Where I paved too poorly, there was Second Grandmother. She is a direct neighbor but a distant relative two generations higher. She's had a roughish time of life but doesn't show it a bit. She can take the bitter. She's always smiley to me but has never figured out how to talk to me. She usually greets me in the exact same way as she would another, a rapid, high pitched, loud exuberant connected stream of words, usually a question, that I have no way of answering. Anything beside this I might have had a chance to deal with but she gets discouraged. Usually in her discouragement she speaks slower and I can understand a bit more but she's lost interest.

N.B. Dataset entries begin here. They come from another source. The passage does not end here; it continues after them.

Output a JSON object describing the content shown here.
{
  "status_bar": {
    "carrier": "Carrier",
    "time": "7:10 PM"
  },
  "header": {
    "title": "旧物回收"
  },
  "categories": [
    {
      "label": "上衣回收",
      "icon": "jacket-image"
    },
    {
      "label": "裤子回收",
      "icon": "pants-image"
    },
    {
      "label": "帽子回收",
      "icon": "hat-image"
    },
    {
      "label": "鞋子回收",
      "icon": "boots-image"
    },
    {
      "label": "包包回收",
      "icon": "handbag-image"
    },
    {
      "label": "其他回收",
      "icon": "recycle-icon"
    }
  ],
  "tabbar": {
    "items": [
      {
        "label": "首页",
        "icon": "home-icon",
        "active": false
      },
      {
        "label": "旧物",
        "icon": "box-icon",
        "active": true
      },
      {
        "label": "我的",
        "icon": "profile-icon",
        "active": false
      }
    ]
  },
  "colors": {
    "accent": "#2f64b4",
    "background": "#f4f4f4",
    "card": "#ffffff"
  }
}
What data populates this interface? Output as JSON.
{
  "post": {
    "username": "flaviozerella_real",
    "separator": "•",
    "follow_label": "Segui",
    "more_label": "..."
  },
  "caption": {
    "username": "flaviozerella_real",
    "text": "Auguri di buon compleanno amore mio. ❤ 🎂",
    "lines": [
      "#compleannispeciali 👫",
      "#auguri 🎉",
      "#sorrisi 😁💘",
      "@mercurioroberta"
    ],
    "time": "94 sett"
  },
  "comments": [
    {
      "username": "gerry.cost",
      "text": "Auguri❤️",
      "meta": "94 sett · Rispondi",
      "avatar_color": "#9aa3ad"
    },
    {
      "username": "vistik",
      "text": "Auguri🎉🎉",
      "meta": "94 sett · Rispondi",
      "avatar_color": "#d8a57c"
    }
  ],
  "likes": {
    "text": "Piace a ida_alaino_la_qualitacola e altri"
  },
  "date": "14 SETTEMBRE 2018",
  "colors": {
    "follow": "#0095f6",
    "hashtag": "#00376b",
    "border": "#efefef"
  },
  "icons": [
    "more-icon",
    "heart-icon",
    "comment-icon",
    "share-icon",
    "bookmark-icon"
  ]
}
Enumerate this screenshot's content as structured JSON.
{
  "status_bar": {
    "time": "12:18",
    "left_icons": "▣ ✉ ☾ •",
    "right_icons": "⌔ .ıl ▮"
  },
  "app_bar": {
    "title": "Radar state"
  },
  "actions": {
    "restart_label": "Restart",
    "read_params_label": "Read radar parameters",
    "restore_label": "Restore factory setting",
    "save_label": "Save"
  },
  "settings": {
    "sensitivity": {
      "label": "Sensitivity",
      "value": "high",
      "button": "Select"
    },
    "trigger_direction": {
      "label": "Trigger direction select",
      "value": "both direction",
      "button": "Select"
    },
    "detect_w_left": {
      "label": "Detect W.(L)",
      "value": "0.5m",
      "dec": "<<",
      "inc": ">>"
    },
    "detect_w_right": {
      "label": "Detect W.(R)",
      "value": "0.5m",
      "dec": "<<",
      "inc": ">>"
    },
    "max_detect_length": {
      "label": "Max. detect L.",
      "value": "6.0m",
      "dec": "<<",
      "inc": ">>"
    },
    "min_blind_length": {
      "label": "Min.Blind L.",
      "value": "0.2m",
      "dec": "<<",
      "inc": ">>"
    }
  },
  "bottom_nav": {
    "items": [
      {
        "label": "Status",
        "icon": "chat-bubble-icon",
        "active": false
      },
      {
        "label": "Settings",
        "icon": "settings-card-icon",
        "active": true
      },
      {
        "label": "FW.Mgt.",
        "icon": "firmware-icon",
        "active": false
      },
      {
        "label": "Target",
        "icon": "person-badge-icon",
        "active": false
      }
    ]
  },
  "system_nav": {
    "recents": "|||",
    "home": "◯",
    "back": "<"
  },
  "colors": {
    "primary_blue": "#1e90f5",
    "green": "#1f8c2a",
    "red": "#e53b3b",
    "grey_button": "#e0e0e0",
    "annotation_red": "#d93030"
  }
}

There are the ones who've made it across the paved road I've made through a greater effort and openness on their part. Those are definitely my parents-in-law, who've probably dealt with a fair but just because I'm a foreigner but who care for me dearly as I do them and will try tirelessly to communicate. My grandfather-in-law has more to overcome being partially deaf, but still has embraced me and tried to bridge the gap. Others are Aban-go, who is my age and puts the effort in to talk. He doesn't grade down his language, probably because he can't but his desire to communicate means I learned a lot from him (compared to the more helpful but distant, Hou-go, who usually resorts to Mandarin but can't understand my culture or personality nor support me really to understand his); Fourth Kaufu, who's always smiled and tried to communicate (I've blogged about him in the past); Third Uncle the Chef, who I've barely understood anything of in five years but still communicates from the heart.

This has been my final exam of exams for my Qingyuan dialect. Speaking, I still can't freely communicate. It's really disappointing, but my listening is surprisingly good. In all the "reunion" farewells I've followed quite detailed and sophisticated conversations in accented Qingyuan dialect. I can always fall back on good listening and a command of Mandarin in my daily life if I choose so I'm at least happy that I have the tools to deal receptively and actively in rural China. But Mandarin always feels a cop-out here.

Qingyuan, oh Qingyuan, this is my final sleep here for some time. May your charms and hearts remain.